Abstract
Zaman insanoğlunun yaşamı boyunca maddi objelerle ölçmeye çalıştığı bir o kadar soyut bir kavramdır.
Terimlerin bizde bıraktığı imajlarla, ilişkilendirildiği olaylarla düşünce dünyamızda, hayatımızda yer bulur.

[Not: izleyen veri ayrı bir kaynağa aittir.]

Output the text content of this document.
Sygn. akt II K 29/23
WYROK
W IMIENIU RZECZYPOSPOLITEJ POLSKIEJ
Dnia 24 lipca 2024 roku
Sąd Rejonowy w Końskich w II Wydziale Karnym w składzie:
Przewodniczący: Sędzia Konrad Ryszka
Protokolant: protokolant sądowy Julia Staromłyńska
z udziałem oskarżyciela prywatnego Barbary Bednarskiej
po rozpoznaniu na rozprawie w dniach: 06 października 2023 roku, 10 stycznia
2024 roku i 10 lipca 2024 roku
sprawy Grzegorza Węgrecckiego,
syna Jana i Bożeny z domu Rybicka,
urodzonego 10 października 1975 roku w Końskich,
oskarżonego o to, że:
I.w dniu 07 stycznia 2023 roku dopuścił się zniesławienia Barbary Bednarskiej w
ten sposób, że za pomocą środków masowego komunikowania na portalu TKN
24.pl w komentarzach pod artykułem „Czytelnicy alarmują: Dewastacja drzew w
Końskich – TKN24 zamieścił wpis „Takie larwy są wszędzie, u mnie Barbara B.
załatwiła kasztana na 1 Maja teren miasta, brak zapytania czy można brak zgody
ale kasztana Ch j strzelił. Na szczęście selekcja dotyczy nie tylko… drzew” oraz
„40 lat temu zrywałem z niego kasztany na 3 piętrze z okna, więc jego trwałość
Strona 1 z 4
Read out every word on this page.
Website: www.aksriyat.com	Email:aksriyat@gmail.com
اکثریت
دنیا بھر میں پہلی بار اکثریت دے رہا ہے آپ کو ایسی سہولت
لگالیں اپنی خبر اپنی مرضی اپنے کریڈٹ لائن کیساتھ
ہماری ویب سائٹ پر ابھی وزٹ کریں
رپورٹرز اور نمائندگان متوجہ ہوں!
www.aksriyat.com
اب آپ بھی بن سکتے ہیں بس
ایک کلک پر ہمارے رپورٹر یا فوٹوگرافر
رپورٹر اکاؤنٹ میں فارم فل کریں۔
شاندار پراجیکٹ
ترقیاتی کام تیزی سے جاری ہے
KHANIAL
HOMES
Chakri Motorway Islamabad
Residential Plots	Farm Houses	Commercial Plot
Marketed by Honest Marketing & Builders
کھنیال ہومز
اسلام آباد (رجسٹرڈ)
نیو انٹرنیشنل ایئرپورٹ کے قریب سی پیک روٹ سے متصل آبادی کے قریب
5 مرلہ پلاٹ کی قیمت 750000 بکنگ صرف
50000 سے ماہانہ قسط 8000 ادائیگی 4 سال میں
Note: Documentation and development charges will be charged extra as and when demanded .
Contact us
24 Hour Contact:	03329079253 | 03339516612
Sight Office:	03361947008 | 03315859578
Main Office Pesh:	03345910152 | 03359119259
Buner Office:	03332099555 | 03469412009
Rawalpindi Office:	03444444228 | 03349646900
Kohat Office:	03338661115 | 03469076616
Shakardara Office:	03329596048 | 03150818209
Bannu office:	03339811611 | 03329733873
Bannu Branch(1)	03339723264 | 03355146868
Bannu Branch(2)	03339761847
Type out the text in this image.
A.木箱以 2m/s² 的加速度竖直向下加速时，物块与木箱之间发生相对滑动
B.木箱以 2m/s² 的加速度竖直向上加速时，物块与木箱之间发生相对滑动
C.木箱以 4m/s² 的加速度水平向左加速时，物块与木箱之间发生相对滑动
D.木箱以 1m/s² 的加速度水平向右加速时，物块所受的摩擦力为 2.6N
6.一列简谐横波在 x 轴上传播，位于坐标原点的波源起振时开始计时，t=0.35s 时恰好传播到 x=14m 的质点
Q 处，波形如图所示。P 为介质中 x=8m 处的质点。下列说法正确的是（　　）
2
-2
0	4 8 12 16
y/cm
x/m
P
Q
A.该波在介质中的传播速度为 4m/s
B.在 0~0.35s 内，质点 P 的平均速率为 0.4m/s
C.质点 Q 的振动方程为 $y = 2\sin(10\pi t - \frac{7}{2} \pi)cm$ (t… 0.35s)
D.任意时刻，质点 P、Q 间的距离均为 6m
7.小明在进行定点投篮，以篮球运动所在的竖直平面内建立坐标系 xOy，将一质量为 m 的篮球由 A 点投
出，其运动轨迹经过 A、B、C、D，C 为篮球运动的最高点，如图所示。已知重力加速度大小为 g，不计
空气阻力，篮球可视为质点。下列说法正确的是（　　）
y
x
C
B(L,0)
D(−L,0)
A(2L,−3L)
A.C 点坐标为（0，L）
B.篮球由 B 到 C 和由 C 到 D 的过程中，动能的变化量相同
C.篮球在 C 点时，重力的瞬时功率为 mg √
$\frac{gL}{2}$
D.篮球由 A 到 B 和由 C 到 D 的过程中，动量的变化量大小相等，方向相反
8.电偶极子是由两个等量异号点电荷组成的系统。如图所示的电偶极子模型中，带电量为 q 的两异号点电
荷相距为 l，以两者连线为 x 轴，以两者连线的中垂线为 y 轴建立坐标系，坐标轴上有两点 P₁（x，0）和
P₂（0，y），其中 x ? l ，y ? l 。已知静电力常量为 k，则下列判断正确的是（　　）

Yeryüzünde yaşayan topluluklarda, her devirde zamanı bilme ve ona anlam verme, onu tanımlama çabası
olmuştur. İnsanoğlu geçmiş, gelecek, yaşanan şimdiki an gibi zamana adlar koymuş, zamanı ölçmek içinse
çağlar boyu çaba sarf etmiştir. En yakınında bulunan malzemeleri kullanarak zamanı ölçen aletler geliştirmiştir. Kum, yağ ve su ile çalışan saatlerin yanı sıra güneş saatleri kullanmışlardır. Türk kültüründe Anadolu Selçuklu, Beylikler ve Osmanlı Dönemlerine ait gerek yapıların cephelerinde gerekse ihtiyaç duyulan alanlarda inşa edilmiş olan ve hâlen günümüze kadar gelebilen örnekleri olan bu saatlerin kullanımı 20.yüzyıl başına kadar devam etmiştir. Bunlara paralel olarak Astrolob/Usturlap, Rub’u Tahtası ve Kıblenümalar kullanılmıştır. Bunlar zamanla daha gelişerek yerini mekanik saatlere bırakmıştır. Zaman ve zamanı gösteren saatler, saat kuleleri ve muvakkithanelerle ilgili birçok yayın yapılmıştır. Ancak zaman kavramını şekillendiren anlayış ve bunun etrafında şekillenen ilim ve ilim adamları, meslekler, araç ve gereçler ve inşai faaliyetlerin birbirini tamamlayan nasıl bir bütünlük arz ettiği bunun da vakıf çatısı altında gerçekleştirildiği konusuna değinilmemiştir. İslam dininde namaz ve oruç gibi ibadetlerin zamanla sıkı sıkıya ilişkili olması nedeniyle Türk -İslam toplumlarında zaman ölçümüne büyük bir hassasiyet gösterilmiştir. Konuyla ilgili yüz otuzu aşkın vakfiye
üzerinde yapılan bu çalışma sırasında ulaşılan, kısım örnekleri verilen belgelerden Avrupalı bilim adamlarının
13. yüzyıl sonuna atfettikleri muvakkitlik mesleğinin bir yüzyıl öncesinde Anadolu’da icra edildiği tespit
edilmiştir. Önceleri medrese, kütüphane, cami gibi yapıların bünyesinde yapılan bu işlemler için daha sonra
yine yapıların yanında ve yakınında ancak bağımsız binaların inşasını gündeme getirmiştir. Bu yapıların
donanımında gerekli zaman ölçmede kullanılan “irtifa aletleri” zamanı gösteren saatler ve zamanla gelişen
türleri bu dairenin diğer halkasını oluşturmuştur. Yine zaman algısında aylar, yıllar, günler ile zamanın belirli
dilimlerinde yer alan mübarek gün ve gecelerin tanımlarına yer verilmiştir. Bu çalışmadaki en önemli amaç
ise Türk- İslam kültüründe önemli bir yeri olan ve Osmanlılar Döneminde zirveye ulaşan vakıf kurumunun
“zaman kavramı”nın şekillenmesinde nasıl bir rol oynadığını ortaya koymaktır. Bu bağlamda gelişen meslekler, bu yapı ile içiçe şekillenen mıvakkithane, saat kuleleri gibi anıtsal yapılar ve bu yapılarda kullanılmış
günümüzde korunması gerekli taşınır kültür varlıkları konumundaki saatler ve usturlab, oktat, irtifa aleti, rubu
tahtası gibi objelerin bu halkadaki yerinin ne olduğu tespit edilecektir. Osmanlı toplumunda inanç temelli
şekillenen zaman algısının zamanla ne şekilde değiştiği ve bunun kurumlar ve mimariye yansımaları ile
yayıldığı coğrafyalar ele alınacaktır.